91Ó°ÊÓ

Vector fields are mathematical constructions where vectors are assigned to points in a space.
For instance, in the given problem, the vector field \(\textbf{F}(x, y)= - \frac{x y+y^{2}}{\sqrt{x^{2}+y^{2}}} \textbf{i} + \frac{y^{2}}{\sqrt{x^{2}+y^{2}}} \textbf{j}\) maps vectors at each point \( (x, y) \)
This help describe how the force field 'flows' through space.
Components of this field correspond to the changes in position over time for x and y.
As a result, we can set up differential equations by relating these components to the derivatives \( \frac{dx}{dt} \) and \( \frac{dy}{dt} \).
This linkage is crucial in solving the exercise. By visualizing vector fields, an intuitive grasp of particle motion under various forces can be achieved.

A separable differential equation is an equation where the variables can be separated on opposite sides.
For instance, given \(\frac{dy}{dx} = -\frac{y}{x+y}\), we can rewrite this by substituting \(u = x + y\).
This gives us \( \frac{dy}{dx} = -\frac{y}{u} \).

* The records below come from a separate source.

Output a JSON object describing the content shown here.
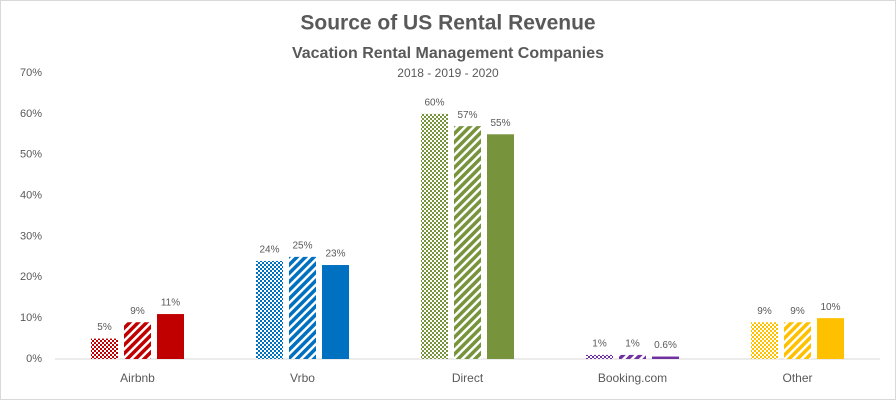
{
  "chart_data": {
    "type": "bar",
    "title": "Source of US Rental Revenue",
    "subtitle": "Vacation Rental Management Companies",
    "years": "2018 - 2019 - 2020",
    "categories": [
      "Airbnb",
      "Vrbo",
      "Direct",
      "Booking.com",
      "Other"
    ],
    "colors": [
      "#c00000",
      "#0070c0",
      "#77933c",
      "#7030a0",
      "#ffc000"
    ],
    "series": [
      {
        "pattern": "checker",
        "values": [
          5,
          24,
          60,
          1,
          9
        ],
        "value_labels": [
          "5%",
          "24%",
          "60%",
          "1%",
          "9%"
        ]
      },
      {
        "pattern": "stripes",
        "values": [
          9,
          25,
          57,
          1,
          9
        ],
        "value_labels": [
          "9%",
          "25%",
          "57%",
          "1%",
          "9%"
        ]
      },
      {
        "pattern": "solid",
        "values": [
          11,
          23,
          55,
          0.6,
          10
        ],
        "value_labels": [
          "11%",
          "23%",
          "55%",
          "0.6%",
          "10%"
        ]
      }
    ],
    "ylim": [
      0,
      70
    ],
    "yticks": [
      {
        "value": 0,
        "label": "0%"
      },
      {
        "value": 10,
        "label": "10%"
      },
      {
        "value": 20,
        "label": "20%"
      },
      {
        "value": 30,
        "label": "30%"
      },
      {
        "value": 40,
        "label": "40%"
      },
      {
        "value": 50,
        "label": "50%"
      },
      {
        "value": 60,
        "label": "60%"
      },
      {
        "value": 70,
        "label": "70%"
      }
    ],
    "grid": false
  }
}
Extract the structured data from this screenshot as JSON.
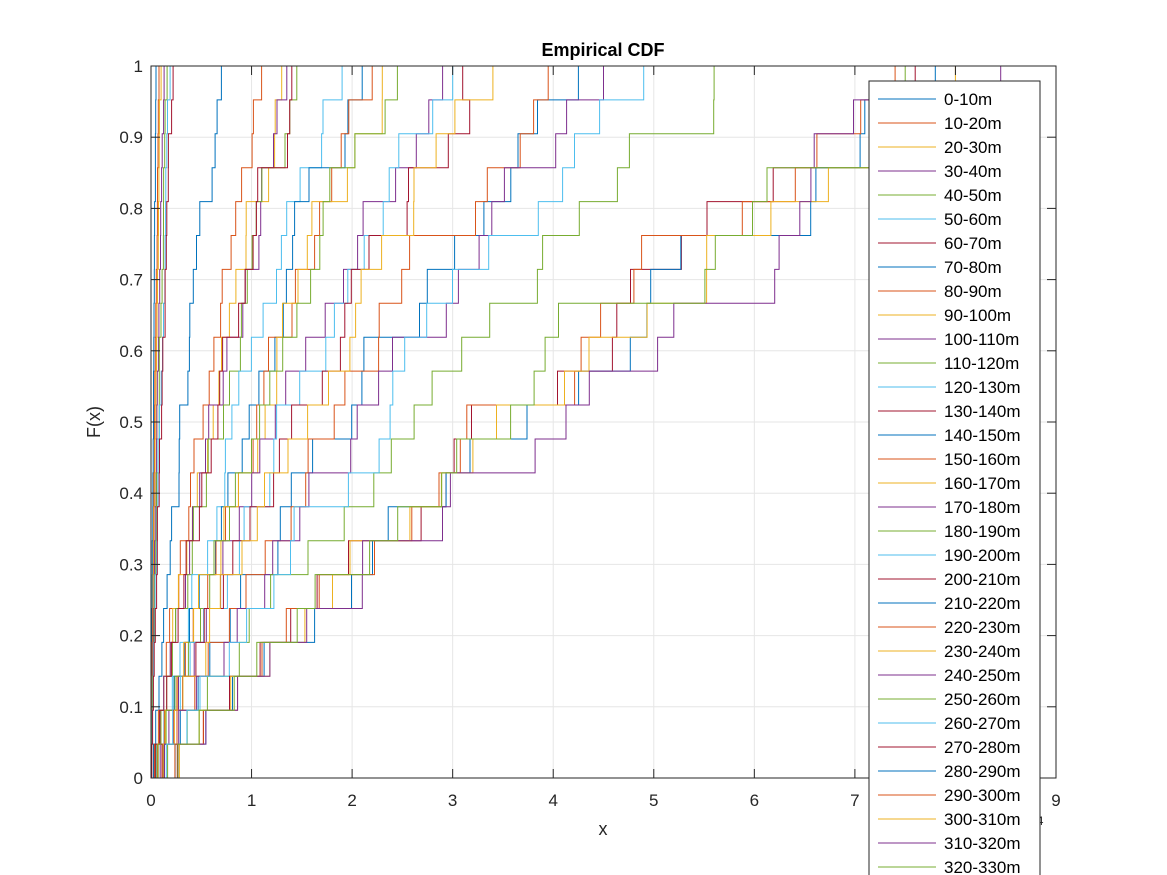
{
  "chart_data": {
    "type": "line",
    "title": "Empirical CDF",
    "xlabel": "x",
    "ylabel": "F(x)",
    "x_exponent_label": "10",
    "x_exponent": "4",
    "xlim": [
      0,
      9
    ],
    "ylim": [
      0,
      1
    ],
    "xticks": [
      "0",
      "1",
      "2",
      "3",
      "4",
      "5",
      "6",
      "7",
      "8",
      "9"
    ],
    "yticks": [
      "0",
      "0.1",
      "0.2",
      "0.3",
      "0.4",
      "0.5",
      "0.6",
      "0.7",
      "0.8",
      "0.9",
      "1"
    ],
    "grid": true,
    "legend_position": "top-right",
    "step": true,
    "series": [
      {
        "name": "0-10m",
        "color": "#0072BD",
        "x_max": 0.05
      },
      {
        "name": "10-20m",
        "color": "#D95319",
        "x_max": 0.08
      },
      {
        "name": "20-30m",
        "color": "#EDB120",
        "x_max": 0.1
      },
      {
        "name": "30-40m",
        "color": "#7E2F8E",
        "x_max": 0.13
      },
      {
        "name": "40-50m",
        "color": "#77AC30",
        "x_max": 0.16
      },
      {
        "name": "50-60m",
        "color": "#4DBEEE",
        "x_max": 0.19
      },
      {
        "name": "60-70m",
        "color": "#A2142F",
        "x_max": 0.22
      },
      {
        "name": "70-80m",
        "color": "#0072BD",
        "x_max": 0.7
      },
      {
        "name": "80-90m",
        "color": "#D95319",
        "x_max": 1.1
      },
      {
        "name": "90-100m",
        "color": "#EDB120",
        "x_max": 1.3
      },
      {
        "name": "100-110m",
        "color": "#7E2F8E",
        "x_max": 1.35
      },
      {
        "name": "110-120m",
        "color": "#77AC30",
        "x_max": 1.45
      },
      {
        "name": "120-130m",
        "color": "#4DBEEE",
        "x_max": 1.9
      },
      {
        "name": "130-140m",
        "color": "#A2142F",
        "x_max": 1.4
      },
      {
        "name": "140-150m",
        "color": "#0072BD",
        "x_max": 2.1
      },
      {
        "name": "150-160m",
        "color": "#D95319",
        "x_max": 2.2
      },
      {
        "name": "160-170m",
        "color": "#EDB120",
        "x_max": 2.3
      },
      {
        "name": "170-180m",
        "color": "#7E2F8E",
        "x_max": 2.9
      },
      {
        "name": "180-190m",
        "color": "#77AC30",
        "x_max": 2.45
      },
      {
        "name": "190-200m",
        "color": "#4DBEEE",
        "x_max": 3.0
      },
      {
        "name": "200-210m",
        "color": "#A2142F",
        "x_max": 3.1
      },
      {
        "name": "210-220m",
        "color": "#0072BD",
        "x_max": 4.25
      },
      {
        "name": "220-230m",
        "color": "#D95319",
        "x_max": 3.95
      },
      {
        "name": "230-240m",
        "color": "#EDB120",
        "x_max": 3.4
      },
      {
        "name": "240-250m",
        "color": "#7E2F8E",
        "x_max": 4.5
      },
      {
        "name": "250-260m",
        "color": "#77AC30",
        "x_max": 5.6
      },
      {
        "name": "260-270m",
        "color": "#4DBEEE",
        "x_max": 4.9
      },
      {
        "name": "270-280m",
        "color": "#A2142F",
        "x_max": 7.6
      },
      {
        "name": "280-290m",
        "color": "#0072BD",
        "x_max": 7.8
      },
      {
        "name": "290-300m",
        "color": "#D95319",
        "x_max": 7.4
      },
      {
        "name": "300-310m",
        "color": "#EDB120",
        "x_max": 8.0
      },
      {
        "name": "310-320m",
        "color": "#7E2F8E",
        "x_max": 8.45
      },
      {
        "name": "320-330m",
        "color": "#77AC30",
        "x_max": 7.5
      }
    ]
  }
}
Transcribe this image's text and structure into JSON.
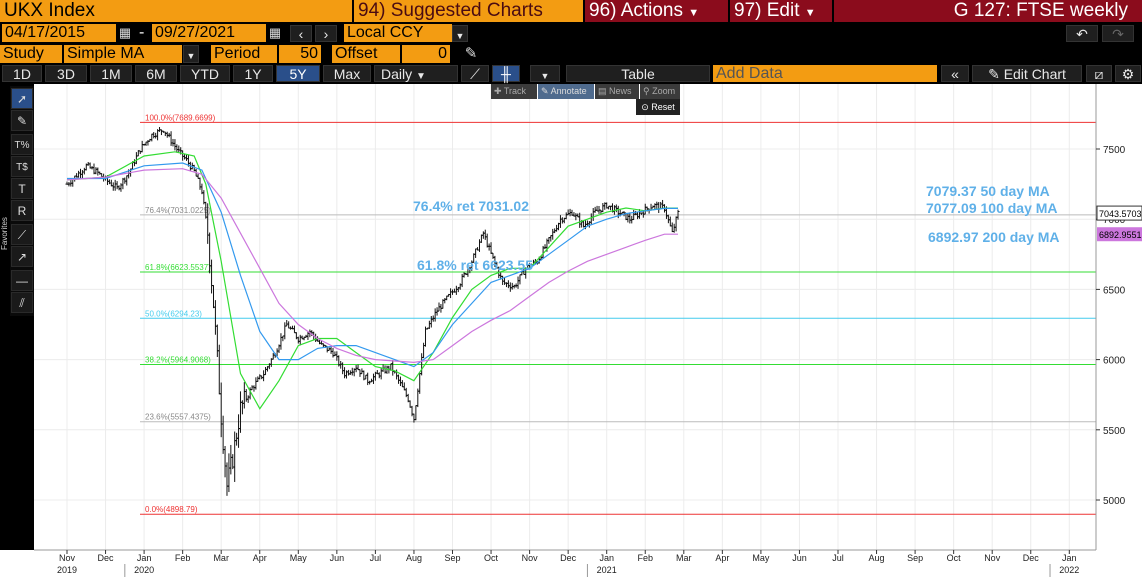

The key here is to recognize that the equation can be split into parts that only contain y or x.
Hence, it becomes \(-(x+y)dy = y dx\). We separate it into \( -u \, dy = y \, dx \), effectively splitting x and y.
This lets us integrate both sides independently, which simplifies the equation.
When the variables are separable, solving differential equations becomes much simpler and often just involves straightforward integration.

Eliminating a parameter like t is often essential in solving differential equations.
In our example, we first had the equations \( \frac{dx}{dt} = - \frac{xy + y^2}{\sqrt{x^2 + y^2}} \) and \( \frac{dy}{dt} = \frac{y^2}{\sqrt{x^2 + y^2}} \).
By dividing these expressions, we obtain \(\frac{dy}{dx} = \frac{\frac{y^2}{\sqrt{x^2+y^2}} }{ -\frac{xy + y^2}{\sqrt{x^2+y^2}} } = \frac{y^2}{-(xy + y^2)}\).This leads to \(\frac{dy}{dx} = -\frac{y}{x + y}\).
This step effectively removes the parameter t, transforming a complex system of equations into a single, simpler differential equation involving just x and y.
This simplification is what allows us to proceed with solving the equation step-by-step.

Finally, integration helps us solve differential equations to find the relationship between the variables.
In our problem, after separation, we integrate both sides of \(-u \, dy = y \, dx\).
This results in \(\int -u \, dy = \int y \, dx \), which when integrated gives \( -uy = \frac{ y^2}{2} + C \).
Integration turns the differential form into an algebraic expression, which we can then manipulate to find general solutions.
Lastly, re-substituting u provides the final relational family to y and x: \( - (x + y) y = \frac{y^2}{2} + C \).
Integrating is thus a fundamental tool in converting equations to a more comprehensible form.
By using these steps, we find specific solutions that satisfy the original conditions.